The Relativistic Heavy Ion Collider (RHIC) is a little over a kilometer in diameter. By comparison, the LHC is about 8.5 kilometers in diameter. The top center of mass energy at RHIC is 500 GeV for proton-proton collisions and 200 GeV for heavy ion collisions, about 1/28th of the top LHC energies. While the LHC can collide protons at the top energy in the world, RHIC is the only machine that can collide polarized protons. Currently RHIC can collide heavy ions at the highest energy in the world – until this fall, when we expect our first heavy ion collisions at the LHC. RHIC can produce collisions at center of mass energies as low as 7 GeV. Additionally, RHIC can collide deuterons with gold. With RHIC and the LHC combined, we can study different regions of the phase diagram of nuclear matter.

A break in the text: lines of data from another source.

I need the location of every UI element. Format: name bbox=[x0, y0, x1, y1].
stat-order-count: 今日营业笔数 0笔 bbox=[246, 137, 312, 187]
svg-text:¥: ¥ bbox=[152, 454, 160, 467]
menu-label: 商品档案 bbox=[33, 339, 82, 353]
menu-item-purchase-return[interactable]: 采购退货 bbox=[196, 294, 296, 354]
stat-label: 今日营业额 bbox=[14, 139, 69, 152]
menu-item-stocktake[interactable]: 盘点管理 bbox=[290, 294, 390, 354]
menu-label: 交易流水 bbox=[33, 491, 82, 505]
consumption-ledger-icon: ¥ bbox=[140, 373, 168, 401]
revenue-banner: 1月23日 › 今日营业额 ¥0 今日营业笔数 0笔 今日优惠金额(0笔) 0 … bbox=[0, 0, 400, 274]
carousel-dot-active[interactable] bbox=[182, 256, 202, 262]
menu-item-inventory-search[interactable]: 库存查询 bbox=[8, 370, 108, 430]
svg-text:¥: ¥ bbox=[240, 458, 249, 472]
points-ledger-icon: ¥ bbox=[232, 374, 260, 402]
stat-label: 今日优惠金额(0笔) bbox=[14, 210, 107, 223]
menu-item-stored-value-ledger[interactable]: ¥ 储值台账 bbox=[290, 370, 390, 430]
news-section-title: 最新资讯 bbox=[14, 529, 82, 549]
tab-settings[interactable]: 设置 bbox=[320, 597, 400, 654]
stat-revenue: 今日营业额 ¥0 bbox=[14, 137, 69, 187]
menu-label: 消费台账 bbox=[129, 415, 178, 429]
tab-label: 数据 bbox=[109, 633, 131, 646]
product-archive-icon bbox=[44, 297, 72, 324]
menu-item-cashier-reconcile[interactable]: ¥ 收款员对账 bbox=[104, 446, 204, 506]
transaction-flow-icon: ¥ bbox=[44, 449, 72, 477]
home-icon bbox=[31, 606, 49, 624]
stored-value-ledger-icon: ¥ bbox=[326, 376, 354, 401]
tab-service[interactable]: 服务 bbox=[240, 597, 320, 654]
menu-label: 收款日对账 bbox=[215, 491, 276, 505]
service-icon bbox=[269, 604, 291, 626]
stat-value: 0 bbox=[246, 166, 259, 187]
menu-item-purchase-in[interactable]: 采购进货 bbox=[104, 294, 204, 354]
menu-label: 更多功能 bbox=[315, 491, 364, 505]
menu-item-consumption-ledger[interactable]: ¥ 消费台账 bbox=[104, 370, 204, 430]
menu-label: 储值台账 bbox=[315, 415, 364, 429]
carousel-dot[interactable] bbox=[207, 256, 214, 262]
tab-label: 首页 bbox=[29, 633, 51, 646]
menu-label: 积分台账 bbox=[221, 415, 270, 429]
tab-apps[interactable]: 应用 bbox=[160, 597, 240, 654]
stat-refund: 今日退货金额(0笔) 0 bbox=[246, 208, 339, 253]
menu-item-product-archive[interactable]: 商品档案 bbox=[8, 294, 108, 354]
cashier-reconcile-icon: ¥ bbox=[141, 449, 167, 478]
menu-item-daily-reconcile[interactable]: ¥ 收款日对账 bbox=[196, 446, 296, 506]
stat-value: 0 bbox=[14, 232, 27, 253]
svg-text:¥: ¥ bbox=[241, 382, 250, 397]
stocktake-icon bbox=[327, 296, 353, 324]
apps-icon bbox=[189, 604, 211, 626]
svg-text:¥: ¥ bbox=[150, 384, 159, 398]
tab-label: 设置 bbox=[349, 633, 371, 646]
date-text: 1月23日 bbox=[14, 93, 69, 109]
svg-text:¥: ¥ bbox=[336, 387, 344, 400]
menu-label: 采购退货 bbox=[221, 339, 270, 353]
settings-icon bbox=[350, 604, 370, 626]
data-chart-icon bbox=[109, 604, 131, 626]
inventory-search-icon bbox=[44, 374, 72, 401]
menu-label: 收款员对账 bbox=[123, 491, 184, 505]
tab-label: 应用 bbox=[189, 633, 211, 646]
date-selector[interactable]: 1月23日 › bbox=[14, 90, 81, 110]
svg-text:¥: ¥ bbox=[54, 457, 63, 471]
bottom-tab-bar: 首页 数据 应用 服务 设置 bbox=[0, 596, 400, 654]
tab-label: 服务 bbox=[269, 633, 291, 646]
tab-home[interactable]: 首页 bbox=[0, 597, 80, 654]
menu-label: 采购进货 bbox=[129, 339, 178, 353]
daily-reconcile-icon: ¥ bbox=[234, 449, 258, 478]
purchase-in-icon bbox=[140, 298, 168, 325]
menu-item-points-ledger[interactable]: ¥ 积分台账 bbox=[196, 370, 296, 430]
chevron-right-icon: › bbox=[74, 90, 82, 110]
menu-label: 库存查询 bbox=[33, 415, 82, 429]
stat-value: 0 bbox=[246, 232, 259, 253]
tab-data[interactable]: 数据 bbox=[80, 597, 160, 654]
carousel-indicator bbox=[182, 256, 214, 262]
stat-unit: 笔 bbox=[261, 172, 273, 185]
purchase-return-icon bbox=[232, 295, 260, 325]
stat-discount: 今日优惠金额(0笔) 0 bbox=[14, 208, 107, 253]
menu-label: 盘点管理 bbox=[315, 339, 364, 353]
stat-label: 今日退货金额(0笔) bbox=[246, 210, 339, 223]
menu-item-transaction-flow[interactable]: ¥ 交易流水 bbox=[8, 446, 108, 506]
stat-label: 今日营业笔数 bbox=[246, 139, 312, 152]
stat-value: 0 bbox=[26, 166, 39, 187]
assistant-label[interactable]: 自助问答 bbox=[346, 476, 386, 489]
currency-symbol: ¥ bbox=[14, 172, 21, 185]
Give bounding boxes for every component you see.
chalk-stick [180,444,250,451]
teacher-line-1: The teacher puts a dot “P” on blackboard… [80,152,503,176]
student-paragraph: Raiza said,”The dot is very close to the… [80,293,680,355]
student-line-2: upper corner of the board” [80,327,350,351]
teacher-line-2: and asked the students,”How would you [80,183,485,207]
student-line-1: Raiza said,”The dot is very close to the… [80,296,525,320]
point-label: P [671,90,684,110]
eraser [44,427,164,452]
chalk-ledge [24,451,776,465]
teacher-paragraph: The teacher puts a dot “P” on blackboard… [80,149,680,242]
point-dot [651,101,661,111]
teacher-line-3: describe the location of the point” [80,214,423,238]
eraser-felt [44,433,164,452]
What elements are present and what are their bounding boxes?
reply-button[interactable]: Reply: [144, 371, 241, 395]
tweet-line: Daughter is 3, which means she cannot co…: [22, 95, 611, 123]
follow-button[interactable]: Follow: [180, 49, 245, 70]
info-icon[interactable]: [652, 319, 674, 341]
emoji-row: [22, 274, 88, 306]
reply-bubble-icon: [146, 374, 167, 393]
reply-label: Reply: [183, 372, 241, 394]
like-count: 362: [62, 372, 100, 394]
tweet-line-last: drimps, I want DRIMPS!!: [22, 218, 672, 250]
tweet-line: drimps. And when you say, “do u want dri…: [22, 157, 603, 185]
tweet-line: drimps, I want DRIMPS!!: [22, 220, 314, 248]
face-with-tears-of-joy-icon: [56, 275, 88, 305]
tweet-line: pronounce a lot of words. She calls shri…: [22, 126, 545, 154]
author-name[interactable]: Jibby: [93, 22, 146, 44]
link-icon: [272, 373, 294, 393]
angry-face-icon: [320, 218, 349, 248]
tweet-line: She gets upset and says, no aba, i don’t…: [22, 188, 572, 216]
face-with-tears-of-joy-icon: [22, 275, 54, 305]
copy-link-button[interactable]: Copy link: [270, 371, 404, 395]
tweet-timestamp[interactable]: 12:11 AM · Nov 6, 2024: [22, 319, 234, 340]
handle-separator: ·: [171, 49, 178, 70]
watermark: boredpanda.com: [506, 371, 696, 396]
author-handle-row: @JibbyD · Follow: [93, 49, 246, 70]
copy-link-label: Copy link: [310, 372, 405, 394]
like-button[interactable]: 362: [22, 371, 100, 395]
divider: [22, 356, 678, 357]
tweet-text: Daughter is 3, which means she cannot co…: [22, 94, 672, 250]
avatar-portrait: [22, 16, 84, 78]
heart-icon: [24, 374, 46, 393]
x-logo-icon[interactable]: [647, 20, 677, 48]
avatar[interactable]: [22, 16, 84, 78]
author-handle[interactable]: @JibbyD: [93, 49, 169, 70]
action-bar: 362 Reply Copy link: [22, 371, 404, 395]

There are two main experiments still taking data at RHIC, STAR and PHENIX. (I was on STAR as a PhD student; I am now a member of PHENIX.) During the tours, you’ll be able to see part of the collider tunnel and both the STAR and PHENIX experiments. You’ll be guided by physicists working on the collider and on STAR and PHENIX. (I will be giving tours of the PHENIX experiment.)
If you’ve never seen an accelerator or a particle physics experiment and you’re in the area, I’d strongly recommend you make the trip out to Long Island. Hope to see you on Sunday!